Updated 10/31
The tie-up between Fiat Chrysler Automotive and PSA, announced Thursday, will create a Eurocentric company with a better chance of long-term survival than either enterprise separately; spell the end of the “Detroit Three” automakers, as they’ve been known for a half-century; and represent the ultimate triumph of Carlos Tavares, a legend of the global auto industry who’s little known in the United States.
Fiat Chrysler and PSA Group of France, parent of Peugeot, have announced a deal that would create a $48-billion transatlantic giant, according to the Wall Street Journal, and vault the new entity into third place among global automakers in total sales behind only Volkswagen and Toyota.
Partnerships and even consolidation among automakers across the world are picking up momentum as sales slow nearly everywhere, overcapacity remains in many places, and ensuring future relevance becomes more problematic with the demands for huge new investments in electric and autonomous vehicles. A tie-up between PSA and Fiat Chrysler will allow the companies to share such burdens, and an all-share merger of equals has emerged as one strong possibility in their discussions, the Journal said. Fiat Chrysler earlier this year explored a potential deal with PSA and subsequently offered to merge with Peugeot rival Renault, but then dropped the idea after facing resistance from the French government, a big Renault shareholder, and from Nissan.
Such a merged entity likely will focus geographically in Europe and be run by a brain trust based there, for the first time leaving General Motors and Ford as the only true American major auto companies. Since Fiat accepted the carcass of Chrysler in 2009 after the Great Recession and a U.S.-taxpayer bailout of the company, the American entity has been the tail that wagged the dog because Fiat Chrysler Automotive has relied on the robust profitability of Ram pickup trucks and Jeep SUVs while Fiat’s sedans sold in Europe have struggled over that time. Fiat Chrysler CEO Sergio Marchionne ran the company from, and in between, both continents until he died last year and the company internally promoted Michael Manley as his successor.

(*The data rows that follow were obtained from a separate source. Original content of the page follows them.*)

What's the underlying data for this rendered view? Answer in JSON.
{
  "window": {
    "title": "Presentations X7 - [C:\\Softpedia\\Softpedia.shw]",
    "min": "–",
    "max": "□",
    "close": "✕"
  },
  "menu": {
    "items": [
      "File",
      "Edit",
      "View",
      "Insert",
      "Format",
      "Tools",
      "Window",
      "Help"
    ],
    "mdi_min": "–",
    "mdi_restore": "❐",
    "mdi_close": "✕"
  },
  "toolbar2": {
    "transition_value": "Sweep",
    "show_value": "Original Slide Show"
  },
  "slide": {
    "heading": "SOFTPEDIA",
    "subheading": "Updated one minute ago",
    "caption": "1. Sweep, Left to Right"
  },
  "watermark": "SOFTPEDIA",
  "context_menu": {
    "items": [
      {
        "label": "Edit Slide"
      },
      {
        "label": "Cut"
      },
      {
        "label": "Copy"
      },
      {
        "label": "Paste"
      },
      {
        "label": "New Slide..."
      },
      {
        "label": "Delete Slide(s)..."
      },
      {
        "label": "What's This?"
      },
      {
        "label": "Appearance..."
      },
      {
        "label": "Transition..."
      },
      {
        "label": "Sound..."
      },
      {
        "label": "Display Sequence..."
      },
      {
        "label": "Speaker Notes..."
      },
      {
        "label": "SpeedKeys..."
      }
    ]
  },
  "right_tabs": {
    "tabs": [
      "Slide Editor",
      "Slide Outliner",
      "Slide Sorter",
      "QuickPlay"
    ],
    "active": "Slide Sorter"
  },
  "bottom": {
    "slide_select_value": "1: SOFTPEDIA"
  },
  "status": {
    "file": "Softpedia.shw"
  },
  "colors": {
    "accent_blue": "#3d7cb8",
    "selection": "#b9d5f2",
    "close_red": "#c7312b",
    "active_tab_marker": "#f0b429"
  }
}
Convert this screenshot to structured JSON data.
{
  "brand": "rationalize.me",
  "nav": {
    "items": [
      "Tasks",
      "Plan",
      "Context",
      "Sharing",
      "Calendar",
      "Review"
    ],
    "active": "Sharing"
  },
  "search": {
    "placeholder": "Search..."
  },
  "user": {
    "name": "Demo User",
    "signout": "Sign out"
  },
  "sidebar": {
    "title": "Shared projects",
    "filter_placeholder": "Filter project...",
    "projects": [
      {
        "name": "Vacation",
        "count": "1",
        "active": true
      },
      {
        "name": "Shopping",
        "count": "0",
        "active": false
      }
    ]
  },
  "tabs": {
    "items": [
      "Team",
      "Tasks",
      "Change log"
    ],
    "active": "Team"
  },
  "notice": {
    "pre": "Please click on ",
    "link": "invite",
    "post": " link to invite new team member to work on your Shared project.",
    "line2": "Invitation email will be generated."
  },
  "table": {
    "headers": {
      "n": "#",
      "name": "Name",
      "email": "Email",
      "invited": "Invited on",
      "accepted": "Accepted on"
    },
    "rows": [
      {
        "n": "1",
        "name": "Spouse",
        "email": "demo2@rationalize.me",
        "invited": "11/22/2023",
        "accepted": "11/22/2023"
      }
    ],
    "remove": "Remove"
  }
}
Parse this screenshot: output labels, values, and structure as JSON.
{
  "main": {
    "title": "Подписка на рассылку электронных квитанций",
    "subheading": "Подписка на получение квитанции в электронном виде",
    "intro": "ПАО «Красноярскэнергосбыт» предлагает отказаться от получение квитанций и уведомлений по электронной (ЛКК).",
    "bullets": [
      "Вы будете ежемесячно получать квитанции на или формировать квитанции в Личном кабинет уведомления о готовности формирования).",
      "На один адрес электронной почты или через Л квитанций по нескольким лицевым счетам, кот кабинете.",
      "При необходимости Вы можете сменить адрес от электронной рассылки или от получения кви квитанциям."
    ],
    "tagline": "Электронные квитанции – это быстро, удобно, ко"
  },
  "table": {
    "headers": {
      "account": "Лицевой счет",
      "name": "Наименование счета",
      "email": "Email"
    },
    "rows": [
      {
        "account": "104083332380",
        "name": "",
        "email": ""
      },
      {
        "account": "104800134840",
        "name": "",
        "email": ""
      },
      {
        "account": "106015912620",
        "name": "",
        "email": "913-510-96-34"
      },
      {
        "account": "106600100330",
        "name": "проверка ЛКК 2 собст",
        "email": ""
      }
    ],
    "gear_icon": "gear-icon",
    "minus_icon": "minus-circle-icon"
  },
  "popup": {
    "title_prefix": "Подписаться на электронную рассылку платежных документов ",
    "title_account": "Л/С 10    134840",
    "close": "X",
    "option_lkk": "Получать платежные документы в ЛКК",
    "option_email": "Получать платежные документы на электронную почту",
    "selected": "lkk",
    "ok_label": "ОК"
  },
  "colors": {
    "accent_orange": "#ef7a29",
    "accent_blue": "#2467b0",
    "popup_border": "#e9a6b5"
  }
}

Tavares is Peugeot’s CEO now and, according to the Journal, will run the combined entity while Fiat Chrysler’s John Elkann serves as chairman.
Such a role represents an ultimate triumph for Tavares, who splashed onto the international scene as chief of Nissan’s presence in North and South America a decade ago and, by 2011, as chief operating officer for Renault.
Tavares famously left Renault in 2013, two weeks after publicly saying that he wanted to become CEO of an automaker. At the time, Carlos Ghosn was the firmly ensconced and highly lauded CEO of the Nissan-Renault alliance, and so Tavares soon skipped to PSA. In his time there, he has cut costs, boosted the company’s market share in China, and led the company’s acquisition of GM’s money-losing Opel division in Europe then restored it to profitability.
But there haven’t been Peugeot dealers in the United States in almost 30 years, and a tie-up with Fiat Chrysler would change that quickly.